The RT-MCDA assay was employed for amplifying the marker genes ORF1ab and N at the isothermal amplification stage due to its high sensitivity. Previous reports have demonstrated that MCDA-based methods were 10-fold to 1000-fold more sensitive than PCR assays, even at least 10-fold more sensitive than the most popular LAMP assay.[17] The data of analytical sensitivity suggested that COVID-19 MCCD was able to detect down to seven copies (of each target gene) per test (Figure ). The results obtained using an LFB were in complete agreement with the fluorescence readout (Figure ). Apart from the advantage on sensitivity, MCDA assay also showed another trait of high amplification efficiency, only a 30 min isothermal time was recommended as the cutoff value for DNA amplification, and 35 min for RNA detection.[17a] Herein, for the COVID-19 MCCD protocol, a 35 min incubation time was employed for setting the cutoff value for SARS-CoV-2 RNA detection during the isothermal signal amplification stage.

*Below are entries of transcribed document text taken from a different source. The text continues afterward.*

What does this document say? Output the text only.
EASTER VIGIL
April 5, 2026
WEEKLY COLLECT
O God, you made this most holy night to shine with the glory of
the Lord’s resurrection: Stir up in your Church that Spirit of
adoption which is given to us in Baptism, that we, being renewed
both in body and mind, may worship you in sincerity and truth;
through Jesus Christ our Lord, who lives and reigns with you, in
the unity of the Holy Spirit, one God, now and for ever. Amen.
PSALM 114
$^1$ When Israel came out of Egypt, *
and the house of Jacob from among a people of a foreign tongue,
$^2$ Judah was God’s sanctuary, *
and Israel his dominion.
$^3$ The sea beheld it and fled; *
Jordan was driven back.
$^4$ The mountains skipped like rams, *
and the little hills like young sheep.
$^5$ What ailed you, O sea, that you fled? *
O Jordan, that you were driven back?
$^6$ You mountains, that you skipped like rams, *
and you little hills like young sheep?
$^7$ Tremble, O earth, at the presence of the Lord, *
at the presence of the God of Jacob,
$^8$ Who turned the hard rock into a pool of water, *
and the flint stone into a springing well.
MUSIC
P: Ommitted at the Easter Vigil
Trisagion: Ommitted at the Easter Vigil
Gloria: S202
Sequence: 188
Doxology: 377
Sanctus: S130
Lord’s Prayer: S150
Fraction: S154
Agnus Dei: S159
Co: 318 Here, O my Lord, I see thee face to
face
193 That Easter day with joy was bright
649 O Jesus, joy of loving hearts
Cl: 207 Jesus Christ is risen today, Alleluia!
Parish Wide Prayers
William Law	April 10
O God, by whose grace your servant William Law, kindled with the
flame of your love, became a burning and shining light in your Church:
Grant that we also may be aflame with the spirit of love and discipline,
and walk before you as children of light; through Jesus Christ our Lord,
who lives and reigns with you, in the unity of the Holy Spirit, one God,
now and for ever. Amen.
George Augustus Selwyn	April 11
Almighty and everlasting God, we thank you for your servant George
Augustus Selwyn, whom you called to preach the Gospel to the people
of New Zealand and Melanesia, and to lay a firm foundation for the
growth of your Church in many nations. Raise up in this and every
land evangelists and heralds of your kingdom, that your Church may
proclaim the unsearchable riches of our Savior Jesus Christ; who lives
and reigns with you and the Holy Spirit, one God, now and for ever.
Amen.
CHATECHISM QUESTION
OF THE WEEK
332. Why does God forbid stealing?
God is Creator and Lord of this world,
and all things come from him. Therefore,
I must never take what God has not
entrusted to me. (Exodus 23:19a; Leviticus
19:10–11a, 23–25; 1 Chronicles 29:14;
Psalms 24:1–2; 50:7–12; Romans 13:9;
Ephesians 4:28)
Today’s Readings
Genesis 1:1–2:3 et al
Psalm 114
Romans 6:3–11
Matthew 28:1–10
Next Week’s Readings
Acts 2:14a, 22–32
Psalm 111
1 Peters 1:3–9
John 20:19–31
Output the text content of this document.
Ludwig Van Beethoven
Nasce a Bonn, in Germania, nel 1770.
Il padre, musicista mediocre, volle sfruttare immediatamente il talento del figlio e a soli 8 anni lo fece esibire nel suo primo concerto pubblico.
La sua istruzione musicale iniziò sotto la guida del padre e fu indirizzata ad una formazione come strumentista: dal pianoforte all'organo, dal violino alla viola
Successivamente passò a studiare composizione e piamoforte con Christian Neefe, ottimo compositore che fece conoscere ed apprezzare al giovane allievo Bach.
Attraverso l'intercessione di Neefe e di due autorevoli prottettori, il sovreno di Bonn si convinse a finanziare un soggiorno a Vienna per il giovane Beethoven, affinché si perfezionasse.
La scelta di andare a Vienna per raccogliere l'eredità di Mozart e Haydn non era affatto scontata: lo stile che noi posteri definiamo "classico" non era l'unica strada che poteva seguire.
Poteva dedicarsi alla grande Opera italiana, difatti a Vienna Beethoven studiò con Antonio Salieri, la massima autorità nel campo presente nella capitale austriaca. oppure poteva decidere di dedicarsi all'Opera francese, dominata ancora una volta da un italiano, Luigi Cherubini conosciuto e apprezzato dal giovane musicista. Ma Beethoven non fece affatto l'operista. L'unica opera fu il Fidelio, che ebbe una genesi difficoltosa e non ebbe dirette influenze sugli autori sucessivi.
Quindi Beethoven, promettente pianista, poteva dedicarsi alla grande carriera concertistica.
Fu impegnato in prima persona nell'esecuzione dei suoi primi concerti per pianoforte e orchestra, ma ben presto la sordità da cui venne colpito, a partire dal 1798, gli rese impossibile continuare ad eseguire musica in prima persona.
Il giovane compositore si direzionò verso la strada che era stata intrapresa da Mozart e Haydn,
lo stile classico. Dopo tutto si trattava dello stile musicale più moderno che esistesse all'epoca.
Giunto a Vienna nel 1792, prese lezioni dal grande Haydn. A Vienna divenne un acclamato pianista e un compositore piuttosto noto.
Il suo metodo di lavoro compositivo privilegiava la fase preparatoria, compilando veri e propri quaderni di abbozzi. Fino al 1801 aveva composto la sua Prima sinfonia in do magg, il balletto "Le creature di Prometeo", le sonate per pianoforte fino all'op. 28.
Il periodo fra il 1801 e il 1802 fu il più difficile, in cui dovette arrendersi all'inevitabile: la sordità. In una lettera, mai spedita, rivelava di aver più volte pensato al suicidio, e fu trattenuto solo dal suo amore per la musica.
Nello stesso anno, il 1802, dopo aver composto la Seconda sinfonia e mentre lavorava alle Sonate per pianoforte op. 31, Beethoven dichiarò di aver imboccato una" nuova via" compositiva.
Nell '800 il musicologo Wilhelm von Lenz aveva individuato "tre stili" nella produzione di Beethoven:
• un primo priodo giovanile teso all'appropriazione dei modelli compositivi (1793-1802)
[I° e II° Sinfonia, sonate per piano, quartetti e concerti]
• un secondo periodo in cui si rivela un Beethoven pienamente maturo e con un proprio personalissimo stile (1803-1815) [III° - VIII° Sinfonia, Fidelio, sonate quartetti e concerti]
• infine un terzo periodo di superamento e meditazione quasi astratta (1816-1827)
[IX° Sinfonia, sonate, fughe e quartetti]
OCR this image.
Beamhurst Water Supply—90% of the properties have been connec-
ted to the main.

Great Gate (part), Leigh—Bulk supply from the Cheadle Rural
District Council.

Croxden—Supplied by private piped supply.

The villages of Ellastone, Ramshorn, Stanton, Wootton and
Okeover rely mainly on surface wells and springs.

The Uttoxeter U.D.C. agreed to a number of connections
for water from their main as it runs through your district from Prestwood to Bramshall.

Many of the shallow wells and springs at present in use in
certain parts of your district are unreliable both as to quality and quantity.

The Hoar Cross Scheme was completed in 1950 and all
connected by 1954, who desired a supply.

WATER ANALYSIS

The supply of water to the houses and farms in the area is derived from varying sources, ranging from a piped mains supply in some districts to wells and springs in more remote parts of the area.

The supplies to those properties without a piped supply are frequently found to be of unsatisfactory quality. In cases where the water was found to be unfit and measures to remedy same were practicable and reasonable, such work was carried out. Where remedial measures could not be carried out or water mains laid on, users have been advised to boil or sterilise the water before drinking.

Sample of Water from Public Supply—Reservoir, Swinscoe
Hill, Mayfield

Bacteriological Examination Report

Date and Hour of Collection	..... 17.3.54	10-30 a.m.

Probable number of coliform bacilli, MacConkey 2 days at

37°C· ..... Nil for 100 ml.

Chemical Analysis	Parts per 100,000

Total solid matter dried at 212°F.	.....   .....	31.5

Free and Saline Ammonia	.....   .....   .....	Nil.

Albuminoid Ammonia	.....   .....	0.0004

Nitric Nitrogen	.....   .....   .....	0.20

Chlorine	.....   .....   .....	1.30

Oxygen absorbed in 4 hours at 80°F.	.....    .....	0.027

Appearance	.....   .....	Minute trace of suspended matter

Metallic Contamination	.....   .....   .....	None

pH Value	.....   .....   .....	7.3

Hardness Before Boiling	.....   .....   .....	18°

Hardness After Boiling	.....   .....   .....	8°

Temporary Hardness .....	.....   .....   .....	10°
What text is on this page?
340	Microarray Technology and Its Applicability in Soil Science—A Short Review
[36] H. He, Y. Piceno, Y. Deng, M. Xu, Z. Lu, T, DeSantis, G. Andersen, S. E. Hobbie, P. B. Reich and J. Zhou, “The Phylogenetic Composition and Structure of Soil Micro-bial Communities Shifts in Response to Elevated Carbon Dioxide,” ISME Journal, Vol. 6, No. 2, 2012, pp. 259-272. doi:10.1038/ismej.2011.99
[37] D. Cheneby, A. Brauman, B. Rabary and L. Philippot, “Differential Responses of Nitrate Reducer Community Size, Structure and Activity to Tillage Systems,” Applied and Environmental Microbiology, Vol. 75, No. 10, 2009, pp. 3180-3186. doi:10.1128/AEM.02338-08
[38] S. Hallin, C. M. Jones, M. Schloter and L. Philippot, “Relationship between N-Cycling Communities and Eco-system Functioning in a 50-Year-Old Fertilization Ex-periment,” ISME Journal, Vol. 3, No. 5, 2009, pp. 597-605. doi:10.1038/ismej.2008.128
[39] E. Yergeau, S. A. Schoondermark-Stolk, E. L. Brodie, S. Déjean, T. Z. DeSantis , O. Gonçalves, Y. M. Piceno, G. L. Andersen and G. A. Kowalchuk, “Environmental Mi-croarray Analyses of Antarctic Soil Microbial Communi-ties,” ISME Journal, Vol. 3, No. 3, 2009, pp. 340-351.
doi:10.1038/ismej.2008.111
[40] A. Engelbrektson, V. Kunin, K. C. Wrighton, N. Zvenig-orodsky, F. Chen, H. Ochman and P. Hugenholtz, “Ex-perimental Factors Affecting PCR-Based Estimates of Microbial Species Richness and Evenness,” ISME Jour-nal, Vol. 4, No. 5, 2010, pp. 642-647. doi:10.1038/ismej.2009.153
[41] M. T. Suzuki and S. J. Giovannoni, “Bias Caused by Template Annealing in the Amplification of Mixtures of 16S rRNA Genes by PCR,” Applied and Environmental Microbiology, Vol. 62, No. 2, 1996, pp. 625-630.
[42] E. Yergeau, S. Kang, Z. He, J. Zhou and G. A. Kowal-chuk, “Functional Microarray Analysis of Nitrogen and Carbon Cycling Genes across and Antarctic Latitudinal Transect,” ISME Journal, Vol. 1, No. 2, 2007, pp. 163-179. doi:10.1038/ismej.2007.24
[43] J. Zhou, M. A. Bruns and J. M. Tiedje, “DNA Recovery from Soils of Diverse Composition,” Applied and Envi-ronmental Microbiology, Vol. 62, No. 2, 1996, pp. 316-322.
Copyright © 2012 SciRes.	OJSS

The COVID-19 MCCD protocol was initially validated using the extracted RNA from clinical samples. We first examined these RNA templates from 37 respiratory swab samples collected from 37 RT-PCR-positive COVID-19 patients. SARS-CoV-2 RNA was detected in 37 of 37 patient swabs (Figure and Table S3). Given the concordance between COVID-19 MCCD and RT-PCR assays (37 of 37 tests), the COVID-19 MCCD assay showed high reliability for SARS-CoV-2 detection. Then, we also determined these RNA templates from 77 respiratory swab samples collected from 77 non-COVID-19 patients, and no samples were diagnosed as the SARS-CoV-2 infection. These data initially confirmed that the COVID-19 MCCD assay is a potential detection tool for the diagnosis of SARS-CoV-2 infection. For the clinical application, we recommended LFB-based readout over fluorescence-based readout, because the LFB was disposable, instrument-free, easy to use, visually indicated the result within 2 min, did not require any equipment, and was suitable for large-scale screening. Hence, the COVID-19 MCCD using LFB-based readouts offered a measure of practicality for POC (point-of-care), on-site, and field laboratories in resource-poor settings.

Conclusions

In this study, we report the development of a CRISPR-Cas12a-based detection technology for rapid detection of SARS-CoV-2, named COVID-19 MCCD assay. Assay’s result can be visualized on an LFB, and the whole test was completed within 1 h. The data of analytical sensitivity, specificity, and clinical evaluation initially validated that our protocol is able to accurately differentiate SARS-CoV-2 from non-SARS-CoV-2 and reliably diagnose SARS-CoV-2 infection in clinical samples. Thus, these traits of our COVID-19 MCCD assay provide the need for quick diagnosis of the current global pandemic of COVID-19 in a variety of settings including field, clinical, and resource-limited environments.

Funding

This work was supported by grants from the Key Research and Development Program of Hainan Province (ZDYF2019149) and the State Key Laboratory of Infectious Disease Prevention and Control (2020SKLID303).

Ethical Approval

This study was approved by the Ethics Committee of Sanya People’s Hospital (SYPH-2019(41)-2020-03-06).

Transparency Declaration

The lead author and guarantor affirms that the manuscript is an honest, accurate, and transparent account of the study being reported; that no important aspects of the study have been omitted; and that any discrepancies from the study as planned and registered have been explained.